Of Civil Rights

On Sunday August 12 we will celebrate the feast of St. Mary the Virgin transferring her feast day that falls on a weekday, August 15. We will also commemorate Jonathan Myrick Daniels, martyr of Alabama whose feast day in the church calendar is August 14. The Gospel readings for each of these occasions are the same interestingly enough: The text is Luke 1: 46-55 known famously as the Magnificat.

Jonathan Daniels entered The Episcopal Divinity School, a seminary in Cambridge Massachusetts in 1964 as the civil rights movement began taking on momentum and therefore heightened resistance. Daniels the next year asked for a leave of absence to travel to Hayneville, Alabama situated in Lowndes County (one of the nation’s poorest) to assist in registering African Americans to vote. He and several of his co-workers during a protest were arrested and taken to the squalid jail in Hayneville just off the town square. After several days they were released. On August 20, 1965 they walked to the Cash grocery store just around the corner from the jail to buy something to drink. One of Jonathan’s companions Ruby Sales, a sixteen year old girl, reached the top step to the store’s entrance first. She was met by a deputy sheriff, Tom Coleman, wielding a twelve gauge shotgun. Daniels stepped in front of Miss Sales to protect her and was shot and killed instantly by the close range blast. Despite numerous eyewitnesses Coleman was acquitted of manslaughter by an all white jury in the Lowndes County courthouse.

The addition of Jonathan Myrick Daniels to the Episcopal calendar of saints was first considered at the 1991 General Convention of the Episcopal Church. It takes the approval of two consecutive conventions for that to happen. I went to the jammed packed hearing held by the convention committee on liturgy. The room was electrified. On the front row sat Ruby Sales prepared to give testimony to the committee. There was a man, a priest, sitting next to me in a wheelchair. We introduced ourselves and soon I learned that he was one of Daniel’s companions in Hayneville on that fateful day who was also shot by the sheriff’s deputy. The blast paralyzed him from the waist down. He too would testify before the committee. He told me that there was still lead lodged in his spine.
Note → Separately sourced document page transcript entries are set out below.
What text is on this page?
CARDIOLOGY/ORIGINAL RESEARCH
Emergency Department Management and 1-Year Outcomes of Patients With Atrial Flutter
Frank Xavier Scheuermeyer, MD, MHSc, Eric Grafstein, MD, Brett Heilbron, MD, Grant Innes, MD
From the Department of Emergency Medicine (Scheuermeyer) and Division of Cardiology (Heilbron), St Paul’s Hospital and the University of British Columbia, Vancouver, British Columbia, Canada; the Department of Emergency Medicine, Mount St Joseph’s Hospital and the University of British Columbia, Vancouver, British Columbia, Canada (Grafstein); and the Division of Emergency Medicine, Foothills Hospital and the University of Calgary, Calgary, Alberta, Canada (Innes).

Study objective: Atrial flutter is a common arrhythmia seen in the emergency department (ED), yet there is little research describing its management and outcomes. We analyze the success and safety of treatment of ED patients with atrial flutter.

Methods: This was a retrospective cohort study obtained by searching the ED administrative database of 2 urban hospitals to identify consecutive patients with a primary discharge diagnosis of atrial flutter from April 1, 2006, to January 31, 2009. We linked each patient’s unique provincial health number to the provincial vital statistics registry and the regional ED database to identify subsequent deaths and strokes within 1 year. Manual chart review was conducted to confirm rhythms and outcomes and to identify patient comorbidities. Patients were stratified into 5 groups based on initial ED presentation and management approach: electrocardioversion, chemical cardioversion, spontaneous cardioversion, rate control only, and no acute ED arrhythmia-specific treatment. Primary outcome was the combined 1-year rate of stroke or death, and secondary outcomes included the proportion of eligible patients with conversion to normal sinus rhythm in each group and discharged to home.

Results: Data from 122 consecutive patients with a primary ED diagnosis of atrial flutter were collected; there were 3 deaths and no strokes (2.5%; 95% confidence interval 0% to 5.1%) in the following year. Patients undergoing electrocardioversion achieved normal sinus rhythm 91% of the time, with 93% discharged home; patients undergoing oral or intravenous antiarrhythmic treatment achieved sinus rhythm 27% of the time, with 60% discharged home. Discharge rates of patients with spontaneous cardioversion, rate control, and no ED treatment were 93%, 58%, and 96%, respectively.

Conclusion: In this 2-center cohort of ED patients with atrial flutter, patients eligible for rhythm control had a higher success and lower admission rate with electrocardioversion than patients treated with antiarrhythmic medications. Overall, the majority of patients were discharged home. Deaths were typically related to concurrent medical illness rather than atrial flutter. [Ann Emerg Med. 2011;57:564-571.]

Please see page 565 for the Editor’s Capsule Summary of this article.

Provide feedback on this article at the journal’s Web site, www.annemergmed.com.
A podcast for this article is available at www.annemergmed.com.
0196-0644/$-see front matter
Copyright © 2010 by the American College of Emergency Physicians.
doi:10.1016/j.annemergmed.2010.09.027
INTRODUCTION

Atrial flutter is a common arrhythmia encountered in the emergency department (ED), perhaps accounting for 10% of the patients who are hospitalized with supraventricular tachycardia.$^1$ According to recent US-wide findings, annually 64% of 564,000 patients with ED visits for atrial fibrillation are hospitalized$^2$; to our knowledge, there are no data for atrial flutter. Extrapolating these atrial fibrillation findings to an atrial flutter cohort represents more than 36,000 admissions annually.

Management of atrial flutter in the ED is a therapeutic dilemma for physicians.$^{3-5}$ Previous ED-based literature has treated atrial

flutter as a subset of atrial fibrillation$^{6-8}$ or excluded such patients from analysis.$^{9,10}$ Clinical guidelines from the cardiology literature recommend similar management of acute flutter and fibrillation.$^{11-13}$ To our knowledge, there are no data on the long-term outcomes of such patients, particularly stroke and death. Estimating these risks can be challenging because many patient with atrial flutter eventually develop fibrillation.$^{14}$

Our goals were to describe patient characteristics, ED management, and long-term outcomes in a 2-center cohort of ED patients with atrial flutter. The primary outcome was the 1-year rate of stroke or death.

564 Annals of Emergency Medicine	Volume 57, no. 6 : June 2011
He said for years he bore this wound with pain, but on this day he said, “I bear it with joy.” 

In Daniels’ letter to the Dean of the seminary requesting the leave to go to Lowndes County he mentioned that he was inspired by the words of Mary in the ‘Magnificat’, “He has scattered the proud in the thoughts of their hearts. he has brought down the powerful from their thrones, and lifted up the lowly; he has filled the hungry with good things and sent the rich away empty.” Mary’s song is a song of civil rights; a prophetic song of revolution, of the reordering of society, one in which equality and justice and non-violence and dignity reign supreme. Her song, which governs Luke’s entire narrative, is God’s vision for the world set right. May it govern our lives as it did the life of blessed Jonathan, and may our lives bring to fruition God’s gracious commonweal in which all live under the rubric of true freedom, that for which our sacred scripture cries out….that all may be bestowed with the battle weary but venerable and victorious gift…. Civil Rights.